L’impact des défauts de posture

Magazine Joggeur n°27 – Par Frédéric Brigaud

Ces invisibles qui nous gouvernent !

Percevoir l’impact d’un défaut de posture ou de course que nous avons automatisé est peut-être la chose la plus difficile, illusionnés par la fluidité de nos automatismes et l’inconfort que génère tout changement. Nous sommes à même de percevoir l’apparition d’une pression soudaine et inattendue sur notre peau alors que nous ne décelons plus la montre que l’on porte au poignet. La pression qu’elle exerce sur notre peau et ses déplacements dans nos gestes usuels font partie de nous et ne sont plus détectés, sauf si ceux-ci devaient évoluer de façon inhabituelle. Dans un processus d’habituation, les lentes évolutions, ou parfois brutales suite à une entorse par exemple, de notre posture et de nos gestes s’inscrivent en nous, nous métamorphosent et deviennent imperceptibles, qu’elles soient plus ou moins efficaces ou coûteuses énergétiquement en raison des compensations qu’elles génèrent.

Le chemin inverse pour retrouver l’équilibre est perceptible, voire inconfortable, car il bouscule brutalement nos automatismes, notre soit disant ‘’naturel’’, produisant des tensions inhabituelles. Il requière un temps d’adaptation jusqu’à ce qu’on l’intègre, jusqu’à ce que ce nouvel ordonnancement fasse parti de nous. Retenons que le corps est capable de fonctionner en présentant dans sa gestuelle et sa posture de nombreuses imperfections et pourtant sembler ‘’performer’’. Nous nous déplaçons alors avec un lot de compensations sans en avoir conscience car faisant parties intégrantes de notre schéma corporel.

Agir ou laisser faire le hasard

Face à un enfant qui se tient spontanément voûté, que cela soit en statique ou en dynamique (en mouvement), alors qu’il ne présente aucune douleur ou pathologie qui justifie cette posture, devons-nous le laisser ainsi ou lui donner les moyens de se redresser ? Nous savons tous plus ou moins qu’une posture voûtée est un facteur limitant dans la pratique sportive mais également dans le quotidien. Ainsi, nous n’hésitons pas à lui conseiller des séances de gymnastique dite ‘’posturale’’ pour l’aider à se construire et par conséquence trouver davantage de confort et de réactivité. Mais dès qu’il s’agit de faire évoluer la posture des jambes deux camps s’affrontent, les pours et les contres. Haile Gebresalassié étant l’exemple phare présenté par les contres du fait qu’il est pronateur (le pied ‘’s’effondre’’ vers l’intérieur), gagne et ne se blesse pas ou peu. Il gagne par rapport aux autres mais est-il réellement à son meilleur potentiel ? Sa posture, son orchestration, sa capacité à maintenir l’orientation des différents segments est-elle optimale ?
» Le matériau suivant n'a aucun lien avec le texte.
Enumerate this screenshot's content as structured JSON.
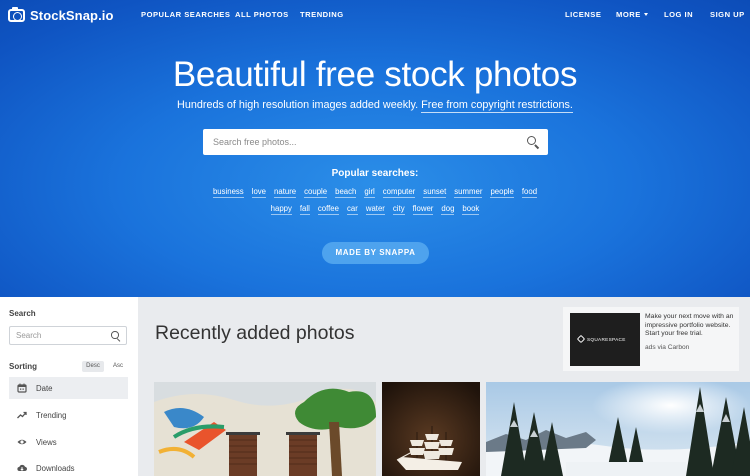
{
  "nav": {
    "logo": "StockSnap.io",
    "left_links": [
      "POPULAR SEARCHES",
      "ALL PHOTOS",
      "TRENDING"
    ],
    "right_links": [
      "LICENSE",
      "MORE",
      "LOG IN",
      "SIGN UP"
    ]
  },
  "hero": {
    "title": "Beautiful free stock photos",
    "subtitle": "Hundreds of high resolution images added weekly.",
    "subtitle_link": "Free from copyright restrictions.",
    "search_placeholder": "Search free photos...",
    "popular_title": "Popular searches:",
    "tags_row1": [
      "business",
      "love",
      "nature",
      "couple",
      "beach",
      "girl",
      "computer",
      "sunset",
      "summer",
      "people",
      "food"
    ],
    "tags_row2": [
      "happy",
      "fall",
      "coffee",
      "car",
      "water",
      "city",
      "flower",
      "dog",
      "book"
    ],
    "cta": "MADE BY SNAPPA"
  },
  "sidebar": {
    "search_label": "Search",
    "search_placeholder": "Search",
    "sorting_label": "Sorting",
    "sort_desc": "Desc",
    "sort_asc": "Asc",
    "items": [
      {
        "label": "Date",
        "icon": "calendar-icon",
        "active": true
      },
      {
        "label": "Trending",
        "icon": "trending-icon",
        "active": false
      },
      {
        "label": "Views",
        "icon": "eye-icon",
        "active": false
      },
      {
        "label": "Downloads",
        "icon": "cloud-download-icon",
        "active": false
      }
    ]
  },
  "main": {
    "title": "Recently added photos"
  },
  "ad": {
    "brand": "SQUARESPACE",
    "text": "Make your next move with an impressive portfolio website. Start your free trial.",
    "via": "ads via Carbon"
  },
  "colors": {
    "hero_blue": "#1a73dc",
    "cta_blue": "#4ea3ee",
    "page_bg": "#e9ebee"
  }
}
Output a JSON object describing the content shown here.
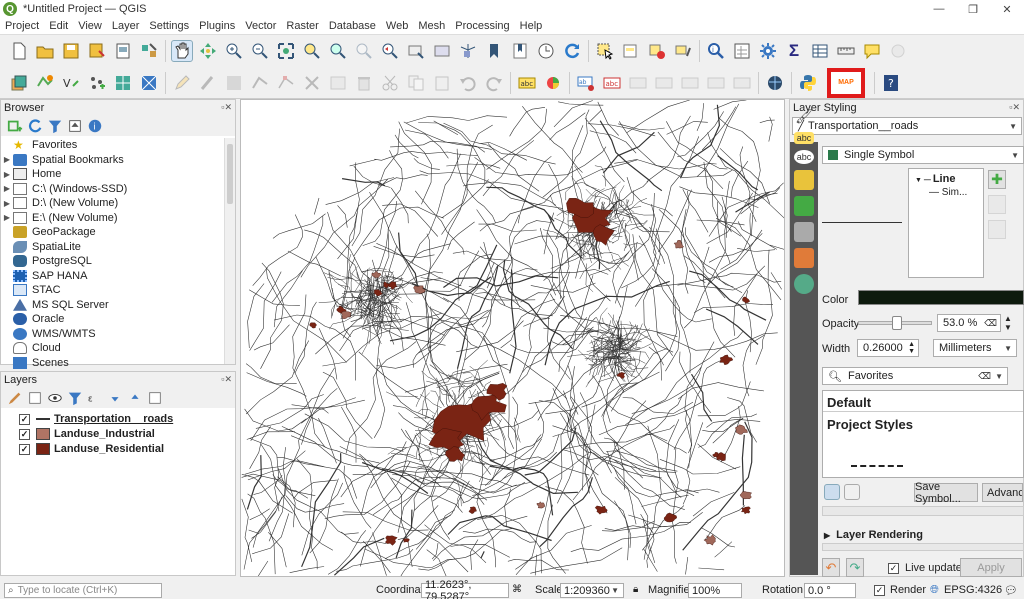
{
  "window": {
    "title": "*Untitled Project — QGIS",
    "app_initial": "Q",
    "minimize": "—",
    "restore": "❐",
    "close": "✕"
  },
  "menu": [
    "Project",
    "Edit",
    "View",
    "Layer",
    "Settings",
    "Plugins",
    "Vector",
    "Raster",
    "Database",
    "Web",
    "Mesh",
    "Processing",
    "Help"
  ],
  "highlight": {
    "plugin_label": "MAP",
    "color": "#e01b1b"
  },
  "browser": {
    "title": "Browser",
    "items": [
      {
        "label": "Favorites",
        "arrow": "",
        "icon": "star-icon"
      },
      {
        "label": "Spatial Bookmarks",
        "arrow": "▶",
        "icon": "bookmark-icon"
      },
      {
        "label": "Home",
        "arrow": "▶",
        "icon": "home-icon"
      },
      {
        "label": "C:\\ (Windows-SSD)",
        "arrow": "▶",
        "icon": "folder-icon"
      },
      {
        "label": "D:\\ (New Volume)",
        "arrow": "▶",
        "icon": "folder-icon"
      },
      {
        "label": "E:\\ (New Volume)",
        "arrow": "▶",
        "icon": "folder-icon"
      },
      {
        "label": "GeoPackage",
        "arrow": "",
        "icon": "geopackage-icon"
      },
      {
        "label": "SpatiaLite",
        "arrow": "",
        "icon": "spatialite-icon"
      },
      {
        "label": "PostgreSQL",
        "arrow": "",
        "icon": "postgresql-icon"
      },
      {
        "label": "SAP HANA",
        "arrow": "",
        "icon": "sap-hana-icon"
      },
      {
        "label": "STAC",
        "arrow": "",
        "icon": "stac-icon"
      },
      {
        "label": "MS SQL Server",
        "arrow": "",
        "icon": "mssql-icon"
      },
      {
        "label": "Oracle",
        "arrow": "",
        "icon": "oracle-icon"
      },
      {
        "label": "WMS/WMTS",
        "arrow": "",
        "icon": "wms-icon"
      },
      {
        "label": "Cloud",
        "arrow": "",
        "icon": "cloud-icon"
      },
      {
        "label": "Scenes",
        "arrow": "",
        "icon": "scenes-icon"
      }
    ]
  },
  "layers": {
    "title": "Layers",
    "items": [
      {
        "label": "Transportation__roads",
        "swatch": "",
        "checked": "✓"
      },
      {
        "label": "Landuse_Industrial",
        "swatch": "#b07464",
        "checked": "✓"
      },
      {
        "label": "Landuse_Residential",
        "swatch": "#7a2414",
        "checked": "✓"
      }
    ]
  },
  "styling": {
    "title": "Layer Styling",
    "layer": "Transportation__roads",
    "renderer": "Single Symbol",
    "tree_line": "Line",
    "tree_sub": "Sim...",
    "color_label": "Color",
    "color_value": "#0d1a0d",
    "opacity_label": "Opacity",
    "opacity_value": "53.0 %",
    "opacity_fraction": 0.53,
    "width_label": "Width",
    "width_value": "0.26000",
    "unit": "Millimeters",
    "search": "Favorites",
    "lib_default": "Default",
    "lib_project": "Project Styles",
    "save_symbol": "Save Symbol...",
    "advanced": "Advance",
    "layer_rendering": "Layer Rendering",
    "live_update": "Live update",
    "apply": "Apply"
  },
  "status": {
    "locate_placeholder": "Type to locate (Ctrl+K)",
    "coordinate_label": "Coordinate",
    "coordinate_value": "11.2623°, 79.5287°",
    "scale_label": "Scale",
    "scale_value": "1:209360",
    "magnifier_label": "Magnifier",
    "magnifier_value": "100%",
    "rotation_label": "Rotation",
    "rotation_value": "0.0 °",
    "render_label": "Render",
    "crs": "EPSG:4326"
  },
  "map_colors": {
    "roads": "#111111",
    "residential": "#7a2414",
    "industrial": "#a0685a"
  }
}
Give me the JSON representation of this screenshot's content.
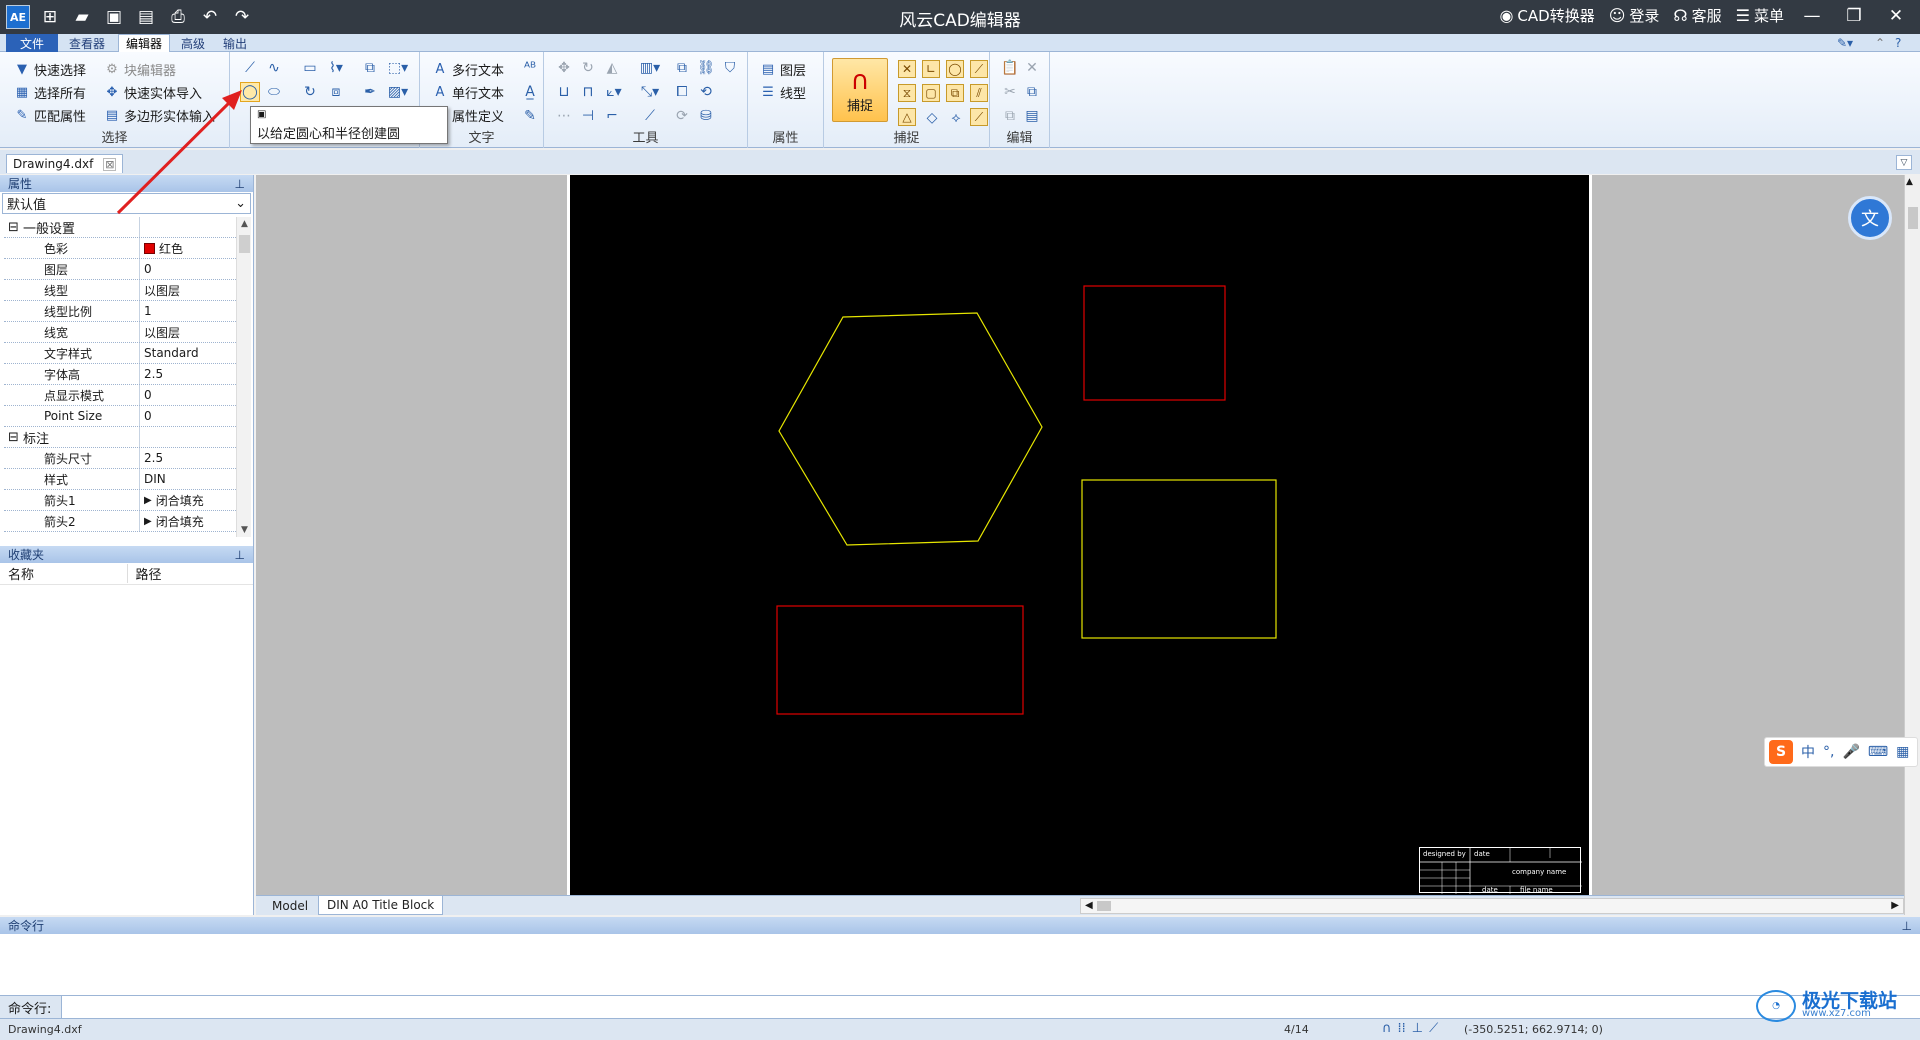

La victoire un référentiel fiable ?

Prenons comme élément de comparaison la pratique de l’escalade. Pour une même succession de prises sur un mur d’escalade artificiel l’effort à fournir diffère selon la posture que l’on adopte. Plus on est proche du point d’équilibre plus l’effort à fournir est faible et la réactivité est grande, à l’inverse un placement inadapté devient rapidement coûteux énergétiquement. Certains compensent ces défauts par la force et la puissance pouvant aller jusqu’à être les premiers lors d’une compétition. La victoire lors d’une compétition, est-elle un référentiel fiable pour déterminer la ‘’bonne’’ gestuelle à adopter ? Faut-il gagner face aux autres ou être à son meilleur potentiel ? A chacun son graal… La part technique du geste dans un souci d’économie et d’efficacité est essentielle. Retenons qu’il existe mille et une gestuelles/stratégies biomécaniques plus ou moins efficaces et contraignantes pour l’organisme pour une même action. Nous fonctionnons dans l’instant sans percevoir l’impact à long terme d’un défaut de posture sur l’intégrité de l’organisme et l’évolution de sa dynamique corporelle.

Alors pour vous faire une opinion et tentez de vous faire prendre conscience de l’impact de la posture nous vous proposons une succession de tests.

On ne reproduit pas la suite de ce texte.